Managed care programs control costs, partly because they negotiate fees with medical providers, partly because they negotiate better prices from equipment and testing providers, partly because they may create treatment protocols, where doctors follow the treatment plans proven most effective -- and cost effective.

What, no doctor freedom?! Sounds like death panels!

Let's just power ahead. This was from this year's commencement address at Stanford Medical School by Gawande:

By the end of the decade, at the present rate of cost growth, the price of a family insurance plan will rise to $27,000. Health care will go from 10 per cent to 17 per cent of labor costs for business, and workers' wages will have to fall. State budgets will have to double to maintain current health programs. And then there is the frightening federal debt we will face. By 2025, we will owe more money than our economy produces. One side says war spending is the problem, the other says it's the economic bailout plan. But take both away and you've made almost no difference. Our deficit problem -- far and away -- is the soaring and seemingly unstoppable cost of health care.

What do you think -- pretty scary? Most Americans won't be getting such good health care under this scenario, they'll barely be surviving. Something's got to change. Or will it?

Remember the movie, As Good As It Gets, where Jack Nicholson induces his editor's top-of-the-line New York specialist husband to visit Helen Hunt's sick child in her working class Brooklyn home? We are sure he will diagnose and treat the kid correctly, unlike the HMO in which she's enrolled -- why, the doctor guarantees it. He promises to do a great number of tests, at considerable cost -- but the Jack Nicholson character will pay.

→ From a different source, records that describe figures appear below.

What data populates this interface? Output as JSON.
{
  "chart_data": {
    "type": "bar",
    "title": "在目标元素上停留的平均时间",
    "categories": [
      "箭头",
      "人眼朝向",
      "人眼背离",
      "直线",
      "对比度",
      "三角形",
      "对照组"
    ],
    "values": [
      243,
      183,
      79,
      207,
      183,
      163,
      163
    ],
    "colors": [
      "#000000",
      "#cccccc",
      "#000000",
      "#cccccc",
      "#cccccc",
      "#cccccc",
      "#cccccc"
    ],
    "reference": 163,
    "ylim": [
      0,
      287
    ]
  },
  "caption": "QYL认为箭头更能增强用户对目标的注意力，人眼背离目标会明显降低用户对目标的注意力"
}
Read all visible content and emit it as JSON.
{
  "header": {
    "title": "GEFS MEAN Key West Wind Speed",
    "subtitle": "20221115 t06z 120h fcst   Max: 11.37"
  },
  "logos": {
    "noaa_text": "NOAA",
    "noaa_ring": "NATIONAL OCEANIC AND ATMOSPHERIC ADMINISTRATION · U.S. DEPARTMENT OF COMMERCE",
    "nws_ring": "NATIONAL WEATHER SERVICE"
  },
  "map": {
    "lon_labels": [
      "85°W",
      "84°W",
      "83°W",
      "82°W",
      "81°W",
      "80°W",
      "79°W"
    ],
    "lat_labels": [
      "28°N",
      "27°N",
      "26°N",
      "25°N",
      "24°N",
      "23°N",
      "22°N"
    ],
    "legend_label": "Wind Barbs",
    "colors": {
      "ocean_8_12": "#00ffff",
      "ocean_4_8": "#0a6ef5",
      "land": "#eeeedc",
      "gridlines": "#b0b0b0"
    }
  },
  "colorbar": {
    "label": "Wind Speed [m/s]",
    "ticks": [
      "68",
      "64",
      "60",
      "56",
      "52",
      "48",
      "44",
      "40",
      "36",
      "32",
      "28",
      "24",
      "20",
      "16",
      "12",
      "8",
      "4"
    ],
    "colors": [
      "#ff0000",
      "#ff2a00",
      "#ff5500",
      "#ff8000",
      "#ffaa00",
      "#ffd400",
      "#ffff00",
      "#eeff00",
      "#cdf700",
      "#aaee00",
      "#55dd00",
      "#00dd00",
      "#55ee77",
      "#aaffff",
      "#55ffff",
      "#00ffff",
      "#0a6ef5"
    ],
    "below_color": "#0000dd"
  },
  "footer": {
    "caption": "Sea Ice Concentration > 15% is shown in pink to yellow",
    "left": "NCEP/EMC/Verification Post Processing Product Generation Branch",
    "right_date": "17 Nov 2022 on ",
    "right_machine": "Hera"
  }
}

We should actually pray for a system where Hunt, a waitress, and her son have guaranteed access to primary health care. Instead, the film suggests giving everyone access to the leading specialists and endless testing comprise the best health care system (unlike Dr. Gawande's assertion above). But Hunt is convinced, exploding with: "Fucking HMO bastards pieces of shit!" "I'm sorry." Doctor: "It's okay." Audiences cheered.

That's right: Damn those HMOs! Damn those death panels! Damn treatment protocols and negotiated fees and provider panels! Give us free choice of doctors, more tests and medications (but no vaccinations), more expensive health care! We're Americans, for God's sake!